Patrick Fermor: A Time of Gifts
Robert Graves: Goodbye to all That
Dickens: David Copperfield
Bertrand Russell: Autobiography
Douglas Adams: Hitchhiker's Guide and also his non-fiction

Some I re-read for intellectual stimulation/sense of wonder

Carl Sagan: Cosmos
Aldous Huxley: Point Counter Point (and his essays)
Harold Bloom: The Western Canon
Bill Bryson: Short History of Nearly Everything

There are lots of novels I've read once but plan to re-read. I certainly want to re-read Middlemarch, and also Henry James' Portrait of a Lady. In fact, with novels like that I don't think you have read them until you've re-read them.

Nothingeverything · 14/07/2024 20:31

I have a terrible memory so I could probably read lots of books several times without realising. I have reread War and Peace and Anna Karenina and there was so much I'd forgotten.

UtterlyUnimaginativeUsername · 14/07/2024 20:39

Rumer Godden's In This House of Brede. Every older version of me finds something new in it.

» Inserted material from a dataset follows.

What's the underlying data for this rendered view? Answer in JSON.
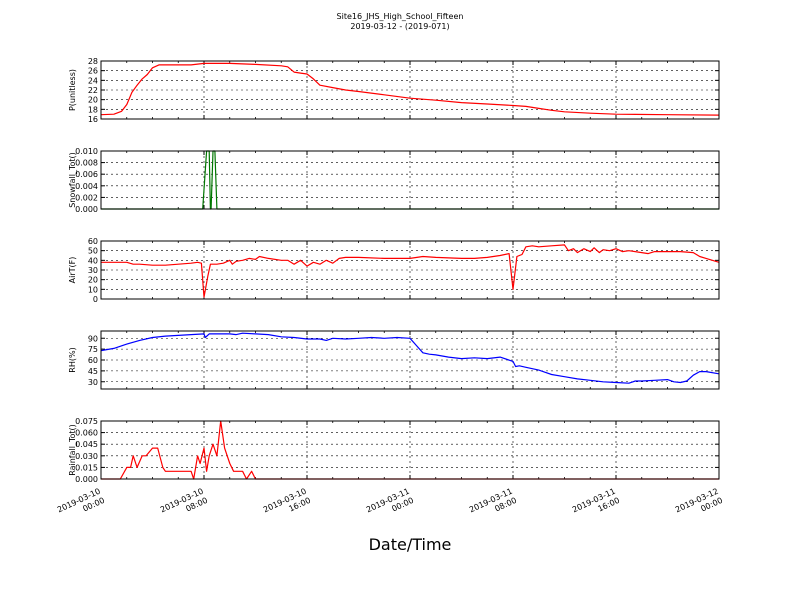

Illegally18 · 14/07/2024 23:43

UtterlyUnimaginativeUsername · 14/07/2024 20:39

Rumer Godden's In This House of Brede. Every older version of me finds something new in it.

yes, that was a good book

Regalia · 15/07/2024 00:20

In no order — Villette (C Bronte), The Fountain Overflows trilogy (West) The Real Charlotte (Somerville and Ross), Le rouge et le noir (Stendhal), All My Puny Sorrows (M Toews), Ulysses (Joyce), all of Antonia Forest, Gaudy Night and Murder Must Adveryise (Sayers),The Last September (E Bowen), The Golden Bowl (H James), The Gathering (Enright), Seven Gothic Tales (Isak Dinesen), Family Sayings, Natalia Ginzburg,The Gate (Szabo) Tales of Bective Bridge (M Lavin), The Age of Innocence (Wharton), L’amant (Duras), Juliet Barker’s Bronte group biography, Wolf Hall trilogy (Mantel), Woolf’s journals and Mrs Dalloway, The Flower of May ( K O’Brien), Conversations with Friends (S Rooney), A Month in the Country (Carr).